This work addresses the limitations of conventional optimal sensor placement methods, which rely on Gaussian assumptions and struggle to accommodate real-world non-Gaussian distributions and modern generative reconstruction models. The authors propose a distribution-agnostic sensor placement framework that, for the first time, integrates the Christoffel function into generative-model-driven state estimation, offering non-asymptotic recovery guarantees for arbitrary signal distributions and sensor configurations. By combining diffusion posterior sampling with flow-matching models, the approach supports both offline and online deployment and is compatible with a wide range of unconditional generative models. Under low sensor budgets, the method significantly outperforms Gaussian baselines and other generative approaches, demonstrating superior performance and model-agnosticism on structured non-Gaussian benchmarks.
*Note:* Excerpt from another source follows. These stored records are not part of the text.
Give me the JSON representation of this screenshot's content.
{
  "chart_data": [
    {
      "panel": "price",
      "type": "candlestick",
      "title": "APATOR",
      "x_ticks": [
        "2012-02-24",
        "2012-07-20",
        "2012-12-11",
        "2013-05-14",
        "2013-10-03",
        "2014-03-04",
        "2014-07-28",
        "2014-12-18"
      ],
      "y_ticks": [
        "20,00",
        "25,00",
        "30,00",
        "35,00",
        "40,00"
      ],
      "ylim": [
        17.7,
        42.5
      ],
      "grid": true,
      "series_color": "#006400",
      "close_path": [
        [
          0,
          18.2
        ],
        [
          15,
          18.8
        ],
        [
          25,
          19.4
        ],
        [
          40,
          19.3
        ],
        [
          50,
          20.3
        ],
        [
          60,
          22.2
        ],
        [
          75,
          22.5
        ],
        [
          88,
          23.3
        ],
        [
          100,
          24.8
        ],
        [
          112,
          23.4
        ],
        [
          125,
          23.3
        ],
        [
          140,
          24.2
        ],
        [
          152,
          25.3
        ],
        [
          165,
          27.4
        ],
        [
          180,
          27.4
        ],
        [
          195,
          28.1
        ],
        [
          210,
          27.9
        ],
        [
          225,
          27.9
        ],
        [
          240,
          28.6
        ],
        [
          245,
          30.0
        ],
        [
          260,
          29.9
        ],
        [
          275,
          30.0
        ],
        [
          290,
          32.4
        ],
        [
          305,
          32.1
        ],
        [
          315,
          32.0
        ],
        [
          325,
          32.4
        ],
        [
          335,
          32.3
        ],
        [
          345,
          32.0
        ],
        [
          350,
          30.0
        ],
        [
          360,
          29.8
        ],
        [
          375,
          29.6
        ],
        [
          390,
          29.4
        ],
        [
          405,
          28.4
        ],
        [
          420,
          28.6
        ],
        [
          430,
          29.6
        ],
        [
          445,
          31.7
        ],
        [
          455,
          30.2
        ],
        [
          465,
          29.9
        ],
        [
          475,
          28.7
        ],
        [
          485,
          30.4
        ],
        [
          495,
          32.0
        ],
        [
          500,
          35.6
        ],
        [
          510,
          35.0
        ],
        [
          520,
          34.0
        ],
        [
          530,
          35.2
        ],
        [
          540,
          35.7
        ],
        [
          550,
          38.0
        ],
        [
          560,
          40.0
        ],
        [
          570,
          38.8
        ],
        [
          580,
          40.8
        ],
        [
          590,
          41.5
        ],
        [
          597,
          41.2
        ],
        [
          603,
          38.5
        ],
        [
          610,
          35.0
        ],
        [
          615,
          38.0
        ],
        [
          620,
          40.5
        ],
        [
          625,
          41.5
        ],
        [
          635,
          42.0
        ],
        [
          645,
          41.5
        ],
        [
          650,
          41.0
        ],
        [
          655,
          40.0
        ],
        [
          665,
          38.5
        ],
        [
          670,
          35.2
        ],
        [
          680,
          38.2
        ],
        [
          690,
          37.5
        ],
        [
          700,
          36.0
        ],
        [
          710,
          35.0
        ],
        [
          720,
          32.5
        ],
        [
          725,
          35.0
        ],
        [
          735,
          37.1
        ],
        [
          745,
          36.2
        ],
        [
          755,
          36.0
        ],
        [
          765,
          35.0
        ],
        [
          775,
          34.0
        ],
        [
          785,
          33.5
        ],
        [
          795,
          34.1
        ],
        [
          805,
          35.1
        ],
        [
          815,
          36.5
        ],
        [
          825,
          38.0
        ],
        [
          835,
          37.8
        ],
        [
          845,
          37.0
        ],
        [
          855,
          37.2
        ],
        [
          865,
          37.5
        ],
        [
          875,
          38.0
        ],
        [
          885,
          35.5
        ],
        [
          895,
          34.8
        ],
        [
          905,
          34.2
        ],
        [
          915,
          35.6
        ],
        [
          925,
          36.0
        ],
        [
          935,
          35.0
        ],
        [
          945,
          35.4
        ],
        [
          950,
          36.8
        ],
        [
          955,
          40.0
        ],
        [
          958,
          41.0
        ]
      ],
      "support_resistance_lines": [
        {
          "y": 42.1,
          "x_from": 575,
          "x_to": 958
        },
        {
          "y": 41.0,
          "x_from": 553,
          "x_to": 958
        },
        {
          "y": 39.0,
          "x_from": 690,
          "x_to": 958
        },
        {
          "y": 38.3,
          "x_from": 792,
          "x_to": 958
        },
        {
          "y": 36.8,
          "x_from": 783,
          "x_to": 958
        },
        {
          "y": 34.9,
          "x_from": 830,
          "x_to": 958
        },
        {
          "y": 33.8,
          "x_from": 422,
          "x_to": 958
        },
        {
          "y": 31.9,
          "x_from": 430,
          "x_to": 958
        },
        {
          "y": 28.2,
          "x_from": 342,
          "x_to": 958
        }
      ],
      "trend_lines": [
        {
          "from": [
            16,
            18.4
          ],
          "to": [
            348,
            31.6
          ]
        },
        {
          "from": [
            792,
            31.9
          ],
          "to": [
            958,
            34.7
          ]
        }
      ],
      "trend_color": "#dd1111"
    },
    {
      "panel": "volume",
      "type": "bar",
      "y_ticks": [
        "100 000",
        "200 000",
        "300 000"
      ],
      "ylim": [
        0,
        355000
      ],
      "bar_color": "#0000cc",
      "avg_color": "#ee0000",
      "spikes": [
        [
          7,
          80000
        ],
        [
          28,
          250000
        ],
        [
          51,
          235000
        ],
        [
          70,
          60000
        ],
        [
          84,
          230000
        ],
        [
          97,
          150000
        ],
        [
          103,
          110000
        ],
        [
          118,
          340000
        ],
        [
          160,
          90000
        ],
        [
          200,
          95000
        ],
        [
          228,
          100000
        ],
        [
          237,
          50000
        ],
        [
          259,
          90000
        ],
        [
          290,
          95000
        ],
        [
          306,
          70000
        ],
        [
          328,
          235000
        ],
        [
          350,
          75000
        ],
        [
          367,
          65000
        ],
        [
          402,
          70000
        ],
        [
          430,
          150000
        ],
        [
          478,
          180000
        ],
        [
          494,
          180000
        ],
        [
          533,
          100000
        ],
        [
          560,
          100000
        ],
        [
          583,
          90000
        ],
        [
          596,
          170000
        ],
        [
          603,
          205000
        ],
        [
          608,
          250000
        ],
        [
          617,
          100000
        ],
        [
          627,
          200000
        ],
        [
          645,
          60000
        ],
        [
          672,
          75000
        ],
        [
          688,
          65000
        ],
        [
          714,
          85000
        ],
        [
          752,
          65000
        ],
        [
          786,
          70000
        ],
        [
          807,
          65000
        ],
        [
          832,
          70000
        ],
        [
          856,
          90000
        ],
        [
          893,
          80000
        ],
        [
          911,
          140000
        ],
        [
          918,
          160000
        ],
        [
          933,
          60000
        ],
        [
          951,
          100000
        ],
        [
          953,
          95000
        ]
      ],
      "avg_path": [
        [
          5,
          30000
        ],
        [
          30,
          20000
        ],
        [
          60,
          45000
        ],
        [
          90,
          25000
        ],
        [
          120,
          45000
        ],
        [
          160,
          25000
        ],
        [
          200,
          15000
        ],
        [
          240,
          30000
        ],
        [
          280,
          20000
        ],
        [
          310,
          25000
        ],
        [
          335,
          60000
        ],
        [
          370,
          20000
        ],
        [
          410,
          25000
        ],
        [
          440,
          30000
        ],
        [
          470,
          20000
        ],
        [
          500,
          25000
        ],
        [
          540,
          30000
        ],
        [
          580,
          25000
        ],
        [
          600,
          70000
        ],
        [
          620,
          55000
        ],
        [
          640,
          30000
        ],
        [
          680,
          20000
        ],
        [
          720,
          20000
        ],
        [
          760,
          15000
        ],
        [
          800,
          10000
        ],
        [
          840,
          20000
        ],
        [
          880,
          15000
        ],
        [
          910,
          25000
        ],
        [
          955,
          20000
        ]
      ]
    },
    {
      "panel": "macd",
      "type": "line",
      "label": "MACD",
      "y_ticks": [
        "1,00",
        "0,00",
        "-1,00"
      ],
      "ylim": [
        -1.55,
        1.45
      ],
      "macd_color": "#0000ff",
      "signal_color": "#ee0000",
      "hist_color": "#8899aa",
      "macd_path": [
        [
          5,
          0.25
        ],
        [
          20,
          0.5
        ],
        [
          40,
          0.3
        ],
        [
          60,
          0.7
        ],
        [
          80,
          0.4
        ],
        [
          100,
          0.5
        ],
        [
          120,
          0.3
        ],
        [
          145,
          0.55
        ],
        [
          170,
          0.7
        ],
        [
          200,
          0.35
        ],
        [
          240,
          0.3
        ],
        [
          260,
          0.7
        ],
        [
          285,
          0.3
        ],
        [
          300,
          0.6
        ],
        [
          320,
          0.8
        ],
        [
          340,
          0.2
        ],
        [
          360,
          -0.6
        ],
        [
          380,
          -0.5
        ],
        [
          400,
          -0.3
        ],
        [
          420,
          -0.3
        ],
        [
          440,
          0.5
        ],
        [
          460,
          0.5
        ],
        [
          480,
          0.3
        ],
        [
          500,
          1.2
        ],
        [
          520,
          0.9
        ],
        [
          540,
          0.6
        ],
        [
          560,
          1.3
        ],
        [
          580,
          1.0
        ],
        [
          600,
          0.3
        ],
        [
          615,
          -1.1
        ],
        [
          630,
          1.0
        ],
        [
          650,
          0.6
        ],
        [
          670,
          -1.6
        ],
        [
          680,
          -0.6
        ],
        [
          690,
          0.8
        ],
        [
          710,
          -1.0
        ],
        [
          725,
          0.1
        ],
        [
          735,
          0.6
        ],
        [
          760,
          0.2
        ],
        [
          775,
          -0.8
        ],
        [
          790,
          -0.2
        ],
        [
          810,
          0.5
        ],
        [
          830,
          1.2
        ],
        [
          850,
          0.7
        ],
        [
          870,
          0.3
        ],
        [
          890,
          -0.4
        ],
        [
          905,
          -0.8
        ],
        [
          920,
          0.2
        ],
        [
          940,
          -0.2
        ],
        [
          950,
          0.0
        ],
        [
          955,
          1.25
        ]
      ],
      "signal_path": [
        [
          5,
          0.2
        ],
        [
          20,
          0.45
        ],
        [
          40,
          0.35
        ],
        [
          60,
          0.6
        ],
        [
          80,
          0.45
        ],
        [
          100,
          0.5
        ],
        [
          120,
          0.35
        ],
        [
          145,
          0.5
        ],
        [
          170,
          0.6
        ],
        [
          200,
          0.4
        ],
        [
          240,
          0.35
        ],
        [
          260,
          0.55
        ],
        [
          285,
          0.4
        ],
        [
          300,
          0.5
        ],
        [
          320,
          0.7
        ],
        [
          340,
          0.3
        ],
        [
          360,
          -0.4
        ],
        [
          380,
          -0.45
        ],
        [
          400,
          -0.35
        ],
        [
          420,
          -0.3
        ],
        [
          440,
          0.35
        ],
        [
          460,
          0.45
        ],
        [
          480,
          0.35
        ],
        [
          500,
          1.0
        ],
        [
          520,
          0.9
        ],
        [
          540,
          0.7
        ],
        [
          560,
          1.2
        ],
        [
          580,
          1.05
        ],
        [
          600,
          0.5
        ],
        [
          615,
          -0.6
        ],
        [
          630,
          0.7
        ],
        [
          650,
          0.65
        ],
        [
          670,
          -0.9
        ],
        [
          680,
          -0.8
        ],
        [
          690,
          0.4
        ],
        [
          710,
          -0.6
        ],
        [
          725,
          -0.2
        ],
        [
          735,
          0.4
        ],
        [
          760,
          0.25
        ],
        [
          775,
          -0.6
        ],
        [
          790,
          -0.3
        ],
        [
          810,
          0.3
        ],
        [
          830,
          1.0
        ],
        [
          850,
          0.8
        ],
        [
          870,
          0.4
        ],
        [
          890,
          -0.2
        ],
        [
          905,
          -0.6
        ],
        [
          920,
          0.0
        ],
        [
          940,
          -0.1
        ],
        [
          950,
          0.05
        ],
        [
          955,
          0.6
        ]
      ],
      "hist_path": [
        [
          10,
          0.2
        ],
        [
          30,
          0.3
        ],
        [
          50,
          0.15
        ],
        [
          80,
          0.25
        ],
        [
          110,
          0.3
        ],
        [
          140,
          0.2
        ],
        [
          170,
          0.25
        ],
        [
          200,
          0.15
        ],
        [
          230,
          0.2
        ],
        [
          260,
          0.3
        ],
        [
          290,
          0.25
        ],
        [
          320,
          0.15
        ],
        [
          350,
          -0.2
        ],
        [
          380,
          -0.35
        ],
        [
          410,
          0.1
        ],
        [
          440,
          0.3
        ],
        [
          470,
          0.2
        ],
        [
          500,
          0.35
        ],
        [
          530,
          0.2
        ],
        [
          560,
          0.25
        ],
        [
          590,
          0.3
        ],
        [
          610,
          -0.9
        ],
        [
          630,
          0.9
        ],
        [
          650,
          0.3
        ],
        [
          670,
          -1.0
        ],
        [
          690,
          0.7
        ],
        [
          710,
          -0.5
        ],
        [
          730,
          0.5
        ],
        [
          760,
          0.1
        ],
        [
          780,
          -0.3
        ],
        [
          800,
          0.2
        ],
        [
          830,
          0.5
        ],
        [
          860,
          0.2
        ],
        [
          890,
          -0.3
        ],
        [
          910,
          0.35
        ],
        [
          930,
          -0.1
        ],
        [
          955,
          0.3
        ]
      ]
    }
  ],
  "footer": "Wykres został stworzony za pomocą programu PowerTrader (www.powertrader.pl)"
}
State estimation is a critical task in scientific, engineering and control applications. Since the reliability of reconstructions depends on the number and position of sensors, optimal sensor placement (OSP) is essential in scenarios where measurements are sparse and expensive. Classical OSP approaches rely on Gaussian assumptions and are consequently unable to account for the complex distributions encountered in many real-world systems. Generative-model-based reconstruction using sensor guided diffusion posterior sampling (DPS) has emerged as a promising technique for reconstructing states from highly complex distributions. However, existing sensor-selection methods either require unrealistically many sensors or emulate classical OSP, creating a mismatch between modern recovery models with classical OSP tools motivating the need for fundamentally new ideas towards OSP that match the recent advances made in powerful recovery models. We introduce a distribution-free sensor placement framework based on the Christoffel function: a mathematical formulation of optimal sampling and recovery guarantees for posterior sampling with arbitrary sensors and signal distributions, from which we derive a new OSP strategy with non-asymptotic bounds on the number of sensors needed for recovery. We develop Christoffel-DPS, with offline and online variants, instantiating Christoffel sampling for generative models. Christoffel-DPS outperforms Gaussian OSP baselines and existing generative-model placement methods, validating that distribution-free sensing is both theoretically principled and practically superior. The framework is model-agnostic; we demonstrate its application to a range of unconditional DPS and flow-matching models on structurally non-Gaussian benchmarks, showing the efficacy of Christoffel-DPS in low sensor budget regimes.